Dacia’s high profile launch into the UK market with a low price and no discount policy is set to shake up the industry. Simon Heptinstall investigates whether important corners have been cut to keep prices so low.
The man from Dacia simply shrugged. We were holding a cable that had come off in our hand while we were looking under the bonnet of a brand new Sandero. He slotted it back into its plastic housing quickly. “It switches the headlamp from low to high beam,” he told us. The fact that it had fallen off so easily on a brand new car didn’t seem to concern him.
Perhaps the Dacia staff were getting tired of nosey journalists from Diesel Car prodding their way round their new vehicles. Most journalists have admired the gleaming new Duster SUV and Sandero hatchback on the basis of how marvellously cheap these Romanian vehicles are. What hasn’t been written is why they are so cheap. What corners have been cut by Dacia’s new bosses at Renault to create the continent’s fastest growing new brand? We have already seen that they are spacious and drive pretty well. So our mission here wasn’t to road test them. Instead, while the assembled journalists were enjoying a special promotional talk and lunch, we took the opportunity to investigate the Dacia’s build quality in more detail. How cheaply finished are they? How long will they last? We prodded every component, surface and material inside, outside and underneath the cars. Here are some examples of what we found:
Both models had examples of lightweight soundproofing panels, badly fitting boot linings, slender door stays and wobbly door locks. In contrast, beneath the trim and underneath the cars, the structure is neatly welded, parts sensibly fixed and we found nothing flimsy at all.
In summary, the Dacia trim seems cheaply made and fixed in place. There are weak spots that are likely to break over time. Easily damaged cables suggest minor electrical problems may occur. The underlying structure of the cars however seem very sound indeed. At these low price levels, the build deficiencies are acceptable and are by no means unique to Dacia. Other budget brands economise on materials and build, yet cost several thousand pounds more.
- Built in India
- Flimsy trim in front of passengers could be wobbled to and fro several inches.
- Panel at the side of the console popped out of its mounting and fell off.
- A blanking plate on the passenger door trim was missing.
- Cables and a junction box dangled beneath the dashboard.
Dacia Sandero dCi 90
- Built in Romania
- Under-bonnet light cable popped out of its holder.
- Worryingly flimsy bonnet release cable.
- Wobbly cigarette lighter socket strangely placed close to the gearstick and with cover held by just a fragile rubber strip.
- Loose and wobbly diesel filler door.
THE PRICE IS RIGHT
How has Dacia managed to price their new cars so low? The new Sandero dCi 90 is Britain’s cheapest diesel at £8,395 and the Duster dCi 100 the cheapest diesel SUV at £11,495.

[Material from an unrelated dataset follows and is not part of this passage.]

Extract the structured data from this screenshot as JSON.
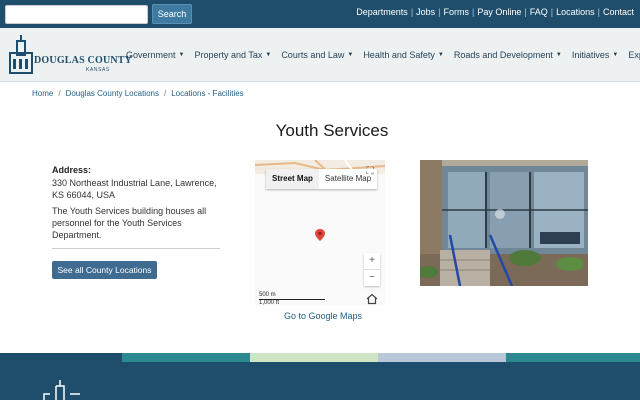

We exclusively quizzed Adam Wood, Dacia UK Product Manager, explaining some of the major cost-cutting strategies behind the brand.
All Dacias, including the forthcoming Logan MCV estate revealed at Geneva, share a platform. They also take great advantage of Renault Group’s research and development capabilities and parts bin. For example, the Duster uses an old Nissan 4×4 system and all Dacia engines are existing Renault powerplants.
Dacia has stuck to a ‘low diversity’ strategy. They offer very few versions or options. The cheapest Sandero, petrol only, for example, just comes in the colour white. And even standard equipment levels are sparce.
Minimal dealer investment means less cost at the point of sale. Dacias are sold via the existing Renault network with no special fleet support whatsoever. Allied with this, Dacia has shared Renault’s UK import facilities at Teesport.
THE DACIA STORY
The Romanian company began making cars in 1968 using old Renault designs. Dacia (currently pronounced by company staff as ‘Dacha’) is named after a region of Romania. By the eighties they were imported to the UK, but were judged to be at least as bad as other Eastern Bloc vehicles like FSOs, Ladas and Skodas.
In 1999, Renault bought the company and spent five years modernising its facilities. The first generation Logan saloon appeared in Europe in 2004 and a diesel version the following year. Dacias have since been acclaimed for low prices and simple unpretentious design. The company is now Romania’s largest exporter.
The Dacia Duster SUV arrived in the UK at the beginning of this year, alongside the Sandero hatchback. This is a Fiesta-sized hatchback whose base petrol model is now the UK’s cheapest car at £5,995. At this level there’s not even a radio and the only available colour is white. The Sandero 1.5 dCi 90 diesel starts at £8,395 with more extensive kit: electric front windows, remote control central locking and a 60/40 split/fold rear seat. It is the cheapest diesel powered car in the UK. Later this year, a crossover style Sandero Stepway will arrive, as well as the Logan MCV estate that will be the UK’s cheapest diesel estate car, with a price tag of less than £10,000 in diesel form, and under £7k in its most basic, petrol guise.